Fraudulent instruction coverage as part of a cyber policy falls under the “First Party Coverages,” where it is added as its own insuring agreement most of the time, because the coverage is so different from what would otherwise be available under a cyber policy. The coverage triggers the same way it would in a crime form: when there is a fraudulently induced transfer of money based on instruction from someone purporting to be an authorized employee, outsourced provider, or customer of the insured, but who was not actually one of those parties.
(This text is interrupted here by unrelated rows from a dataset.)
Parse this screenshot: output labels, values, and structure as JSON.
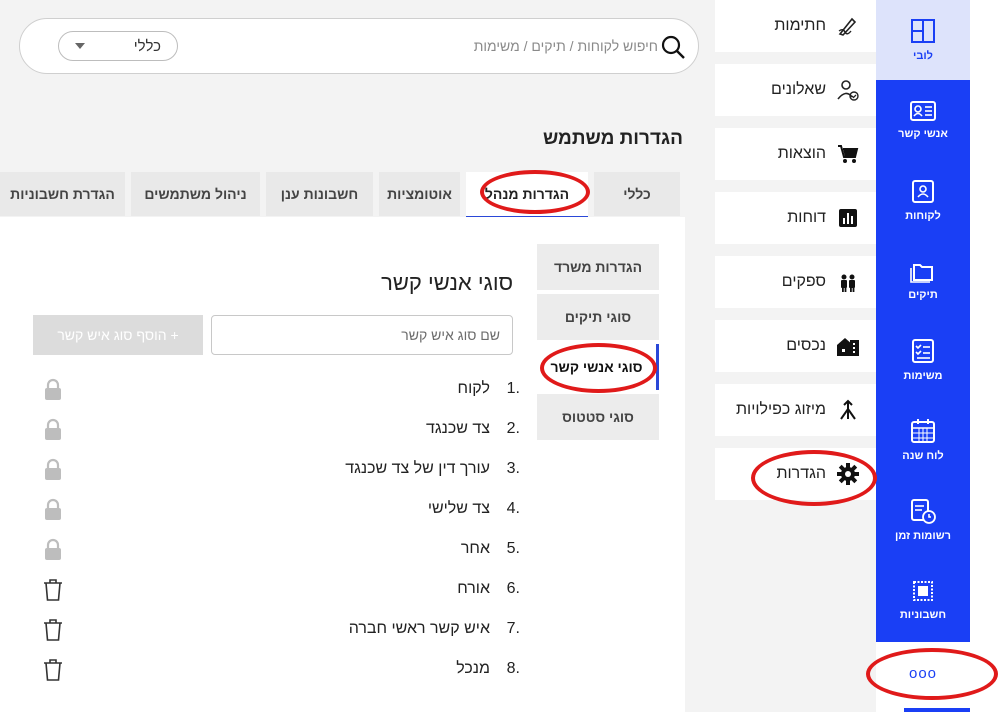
{
  "rail": {
    "items": [
      {
        "label": "לובי",
        "icon": "lobby-grid-icon"
      },
      {
        "label": "אנשי קשר",
        "icon": "contacts-card-icon"
      },
      {
        "label": "לקוחות",
        "icon": "clients-badge-icon"
      },
      {
        "label": "תיקים",
        "icon": "folders-icon"
      },
      {
        "label": "משימות",
        "icon": "tasks-checklist-icon"
      },
      {
        "label": "לוח שנה",
        "icon": "calendar-icon"
      },
      {
        "label": "רשומות זמן",
        "icon": "time-records-icon"
      },
      {
        "label": "חשבוניות",
        "icon": "invoices-icon"
      }
    ],
    "more_label": "ooo"
  },
  "menu": {
    "items": [
      {
        "label": "חתימות",
        "icon": "signature-pen-icon"
      },
      {
        "label": "שאלונים",
        "icon": "questionnaire-user-icon"
      },
      {
        "label": "הוצאות",
        "icon": "cart-icon"
      },
      {
        "label": "דוחות",
        "icon": "reports-chart-icon"
      },
      {
        "label": "ספקים",
        "icon": "suppliers-people-icon"
      },
      {
        "label": "נכסים",
        "icon": "assets-buildings-icon"
      },
      {
        "label": "מיזוג כפילויות",
        "icon": "merge-icon"
      },
      {
        "label": "הגדרות",
        "icon": "gear-icon"
      }
    ]
  },
  "search": {
    "placeholder": "חיפוש לקוחות / תיקים / משימות",
    "scope_value": "כללי"
  },
  "page": {
    "title": "הגדרות משתמש"
  },
  "tabs": [
    {
      "label": "כללי"
    },
    {
      "label": "הגדרות מנהל"
    },
    {
      "label": "אוטומציות"
    },
    {
      "label": "חשבונות ענן"
    },
    {
      "label": "ניהול משתמשים"
    },
    {
      "label": "הגדרת חשבוניות"
    }
  ],
  "subnav": [
    {
      "label": "הגדרות משרד"
    },
    {
      "label": "סוגי תיקים"
    },
    {
      "label": "סוגי אנשי קשר"
    },
    {
      "label": "סוגי סטטוס"
    }
  ],
  "section": {
    "title": "סוגי אנשי קשר",
    "input_placeholder": "שם סוג איש קשר",
    "add_label": "+ הוסף סוג איש קשר"
  },
  "contact_types": [
    {
      "num": "1.",
      "label": "לקוח",
      "action": "lock"
    },
    {
      "num": "2.",
      "label": "צד שכנגד",
      "action": "lock"
    },
    {
      "num": "3.",
      "label": "עורך דין של צד שכנגד",
      "action": "lock"
    },
    {
      "num": "4.",
      "label": "צד שלישי",
      "action": "lock"
    },
    {
      "num": "5.",
      "label": "אחר",
      "action": "lock"
    },
    {
      "num": "6.",
      "label": "אורח",
      "action": "trash"
    },
    {
      "num": "7.",
      "label": "איש קשר ראשי חברה",
      "action": "trash"
    },
    {
      "num": "8.",
      "label": "מנכל",
      "action": "trash"
    }
  ],
  "colors": {
    "rail_blue": "#1a3ff5",
    "active_tab_underline": "#2a48d8",
    "annotation_red": "#e01a1a"
  }
}
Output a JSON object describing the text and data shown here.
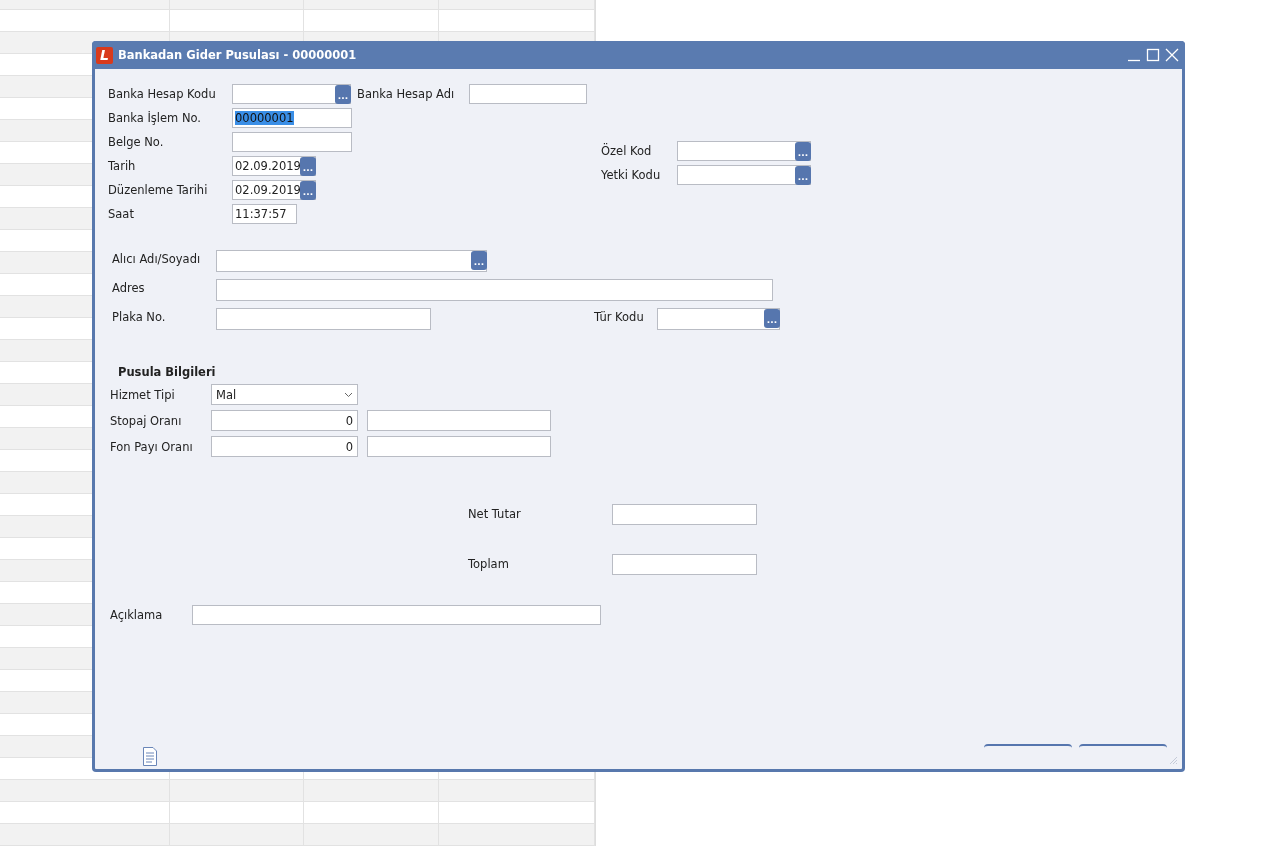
{
  "window": {
    "logo": "L",
    "title": "Bankadan Gider Pusulası - 00000001"
  },
  "header": {
    "banka_hesap_kodu": {
      "label": "Banka Hesap Kodu",
      "button": "..."
    },
    "banka_hesap_adi": {
      "label": "Banka Hesap Adı"
    },
    "banka_islem_no": {
      "label": "Banka İşlem No.",
      "value": "00000001",
      "value_selected": true
    },
    "belge_no": {
      "label": "Belge No."
    },
    "tarih": {
      "label": "Tarih",
      "value": "02.09.2019",
      "button": "..."
    },
    "duzenleme_tarihi": {
      "label": "Düzenleme Tarihi",
      "value": "02.09.2019",
      "button": "..."
    },
    "saat": {
      "label": "Saat",
      "value": "11:37:57"
    },
    "ozel_kod": {
      "label": "Özel Kod",
      "button": "..."
    },
    "yetki_kodu": {
      "label": "Yetki Kodu",
      "button": "..."
    }
  },
  "recipient": {
    "alici": {
      "label": "Alıcı Adı/Soyadı",
      "button": "..."
    },
    "adres": {
      "label": "Adres"
    },
    "plaka_no": {
      "label": "Plaka No."
    },
    "tur_kodu": {
      "label": "Tür Kodu",
      "button": "..."
    }
  },
  "pusula": {
    "title": "Pusula Bilgileri",
    "hizmet_tipi": {
      "label": "Hizmet Tipi",
      "value": "Mal"
    },
    "stopaj_orani": {
      "label": "Stopaj Oranı",
      "value": "0"
    },
    "fon_payi_orani": {
      "label": "Fon Payı Oranı",
      "value": "0"
    }
  },
  "totals": {
    "net_tutar": {
      "label": "Net Tutar"
    },
    "toplam": {
      "label": "Toplam"
    }
  },
  "aciklama": {
    "label": "Açıklama"
  }
}
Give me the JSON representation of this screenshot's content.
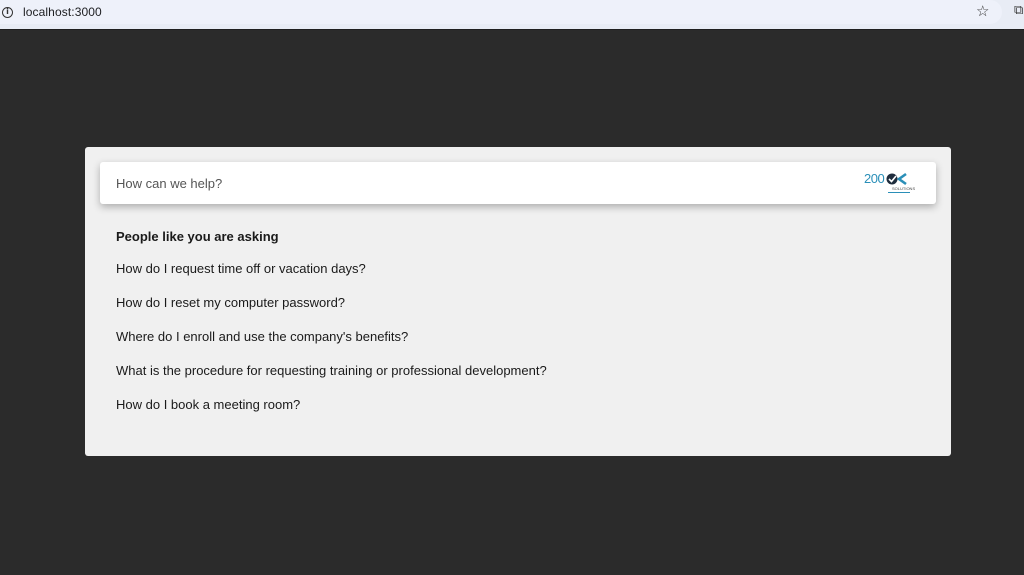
{
  "browser": {
    "url": "localhost:3000",
    "info_icon": "info-icon",
    "bookmark_icon": "star-icon",
    "extensions_icon": "puzzle-icon"
  },
  "search": {
    "placeholder": "How can we help?",
    "value": ""
  },
  "logo": {
    "number": "200",
    "subtitle": "SOLUTIONS"
  },
  "suggestions": {
    "heading": "People like you are asking",
    "items": [
      "How do I request time off or vacation days?",
      "How do I reset my computer password?",
      "Where do I enroll and use the company's benefits?",
      "What is the procedure for requesting training or professional development?",
      "How do I book a meeting room?"
    ]
  },
  "colors": {
    "page_background": "#2b2b2b",
    "card_background": "#f0f0f0",
    "brand_blue": "#2a8fb8",
    "brand_dark": "#1f2d3d"
  }
}
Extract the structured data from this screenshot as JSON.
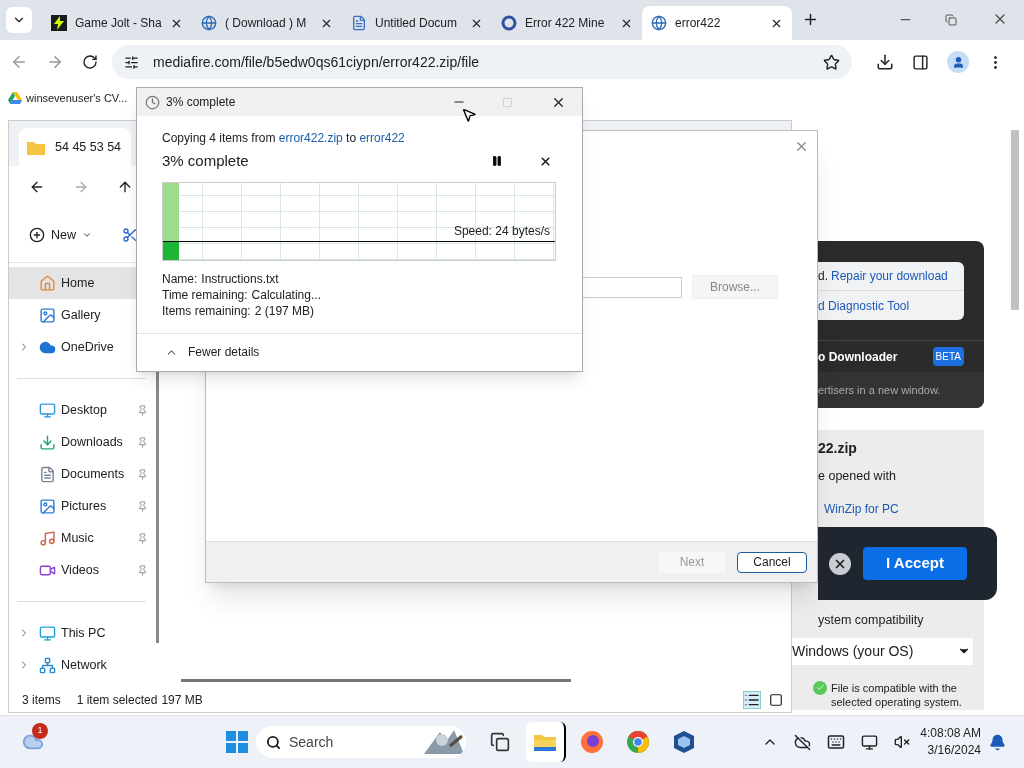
{
  "browser": {
    "tabs": [
      {
        "title": "Game Jolt - Sha",
        "kind": "gamejolt",
        "selected": false
      },
      {
        "title": "( Download ) M",
        "kind": "globe",
        "selected": false
      },
      {
        "title": "Untitled Docum",
        "kind": "doc",
        "selected": false
      },
      {
        "title": "Error 422 Mine",
        "kind": "ring",
        "selected": false
      },
      {
        "title": "error422",
        "kind": "globe",
        "selected": true
      }
    ],
    "address": "mediafire.com/file/b5edw0qs61ciypn/error422.zip/file",
    "bookmark": "winsevenuser's CV..."
  },
  "webpage": {
    "repair_prefix": "d.",
    "repair_link": "Repair your download",
    "diagnostic_link": "d Diagnostic Tool",
    "downloader": "o Downloader",
    "beta": "BETA",
    "ad_note": "ertisers in a new window.",
    "file_name": "22.zip",
    "opened_with": "e opened with",
    "winzip_link": "WinZip for PC",
    "compat_heading": "ystem compatibility",
    "os_select": "Windows (your OS)",
    "compat_note": "File is compatible with the selected operating system."
  },
  "cookie_bar": {
    "accept": "I Accept"
  },
  "explorer": {
    "tab_title": "54 45 53 54",
    "new_button": "New",
    "sidebar": {
      "groups": [
        [
          {
            "label": "Home",
            "kind": "home",
            "selected": true,
            "pinned": false,
            "expandable": false
          },
          {
            "label": "Gallery",
            "kind": "gallery",
            "selected": false,
            "pinned": false,
            "expandable": false
          },
          {
            "label": "OneDrive",
            "kind": "cloud",
            "selected": false,
            "pinned": false,
            "expandable": true
          }
        ],
        [
          {
            "label": "Desktop",
            "kind": "desktop",
            "selected": false,
            "pinned": true,
            "expandable": false
          },
          {
            "label": "Downloads",
            "kind": "download",
            "selected": false,
            "pinned": true,
            "expandable": false
          },
          {
            "label": "Documents",
            "kind": "document",
            "selected": false,
            "pinned": true,
            "expandable": false
          },
          {
            "label": "Pictures",
            "kind": "gallery",
            "selected": false,
            "pinned": true,
            "expandable": false
          },
          {
            "label": "Music",
            "kind": "music",
            "selected": false,
            "pinned": true,
            "expandable": false
          },
          {
            "label": "Videos",
            "kind": "video",
            "selected": false,
            "pinned": true,
            "expandable": false
          }
        ],
        [
          {
            "label": "This PC",
            "kind": "pc",
            "selected": false,
            "pinned": false,
            "expandable": true
          },
          {
            "label": "Network",
            "kind": "network",
            "selected": false,
            "pinned": false,
            "expandable": true
          }
        ]
      ]
    },
    "status": [
      "3 items",
      "1 item selected",
      "197 MB"
    ]
  },
  "wizard": {
    "browse": "Browse...",
    "next": {
      "label": "Next",
      "disabled": true
    },
    "cancel": {
      "label": "Cancel",
      "disabled": false
    }
  },
  "copy_dialog": {
    "title": "3% complete",
    "copying": "Copying 4 items from ",
    "source": "error422.zip",
    "to": " to ",
    "destination": "error422",
    "heading": "3% complete",
    "level": 0.04,
    "speed": "Speed: 24 bytes/s",
    "details": [
      {
        "label": "Name:",
        "value": "Instructions.txt"
      },
      {
        "label": "Time remaining:",
        "value": "Calculating..."
      },
      {
        "label": "Items remaining:",
        "value": "2 (197 MB)"
      }
    ],
    "fewer_details": "Fewer details"
  },
  "taskbar": {
    "badge": "1",
    "search": "Search",
    "apps": [
      {
        "kind": "taskview",
        "selected": false
      },
      {
        "kind": "explorer",
        "selected": true
      },
      {
        "kind": "firefox",
        "selected": false
      },
      {
        "kind": "chrome",
        "selected": false
      },
      {
        "kind": "cube",
        "selected": false
      }
    ],
    "time": "4:08:08 AM",
    "date": "3/16/2024"
  }
}
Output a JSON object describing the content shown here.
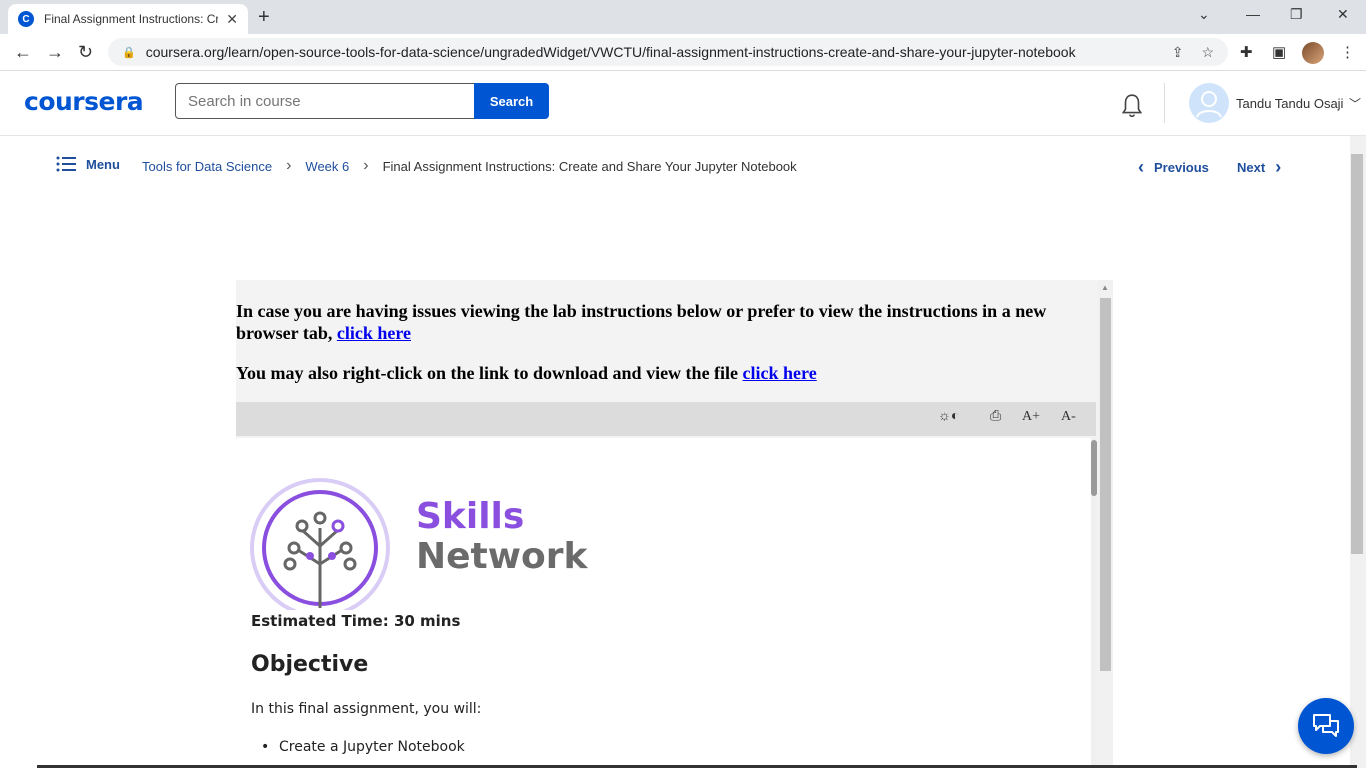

So why would an organization want to have this coverage attached to their cyber policy versus attached to their crime coverage? A few differences in the structure of each kind of coverage suggest different strategies when it comes to overlapping coverage. First, the matter of the deductible – it is not uncommon for a company to have the deductible on one of their cyber or crime coverages be lower than the other. Second, the matter of limits – cyber carriers tend not to offer as high of sublimits as are available from the crime side. Additionally, a company having coverage under both the cyber and the crime effectively raises the total limit available for a fraudulent instruction event. Third, the policy type – crime coverage does not always have an aggregate limit, and so the sublimit that applies does so on a per occurrence basis, whereas in the cyber policies, the sublimit is offered as a single aggregate for the full policy period.

As there can be coverage for this kind of exposure under both the crime and cyber policies, it is also possible for a company to have coverage in both places. In such situations, one of the policies will need to be amended to specify that it will respond first in the case of a fraudulent instruction event. The decision of which policy should respond first will depend on the structural differences mentioned above.

With the right coverage, the story doesn’t have to end at “the money was stolen.”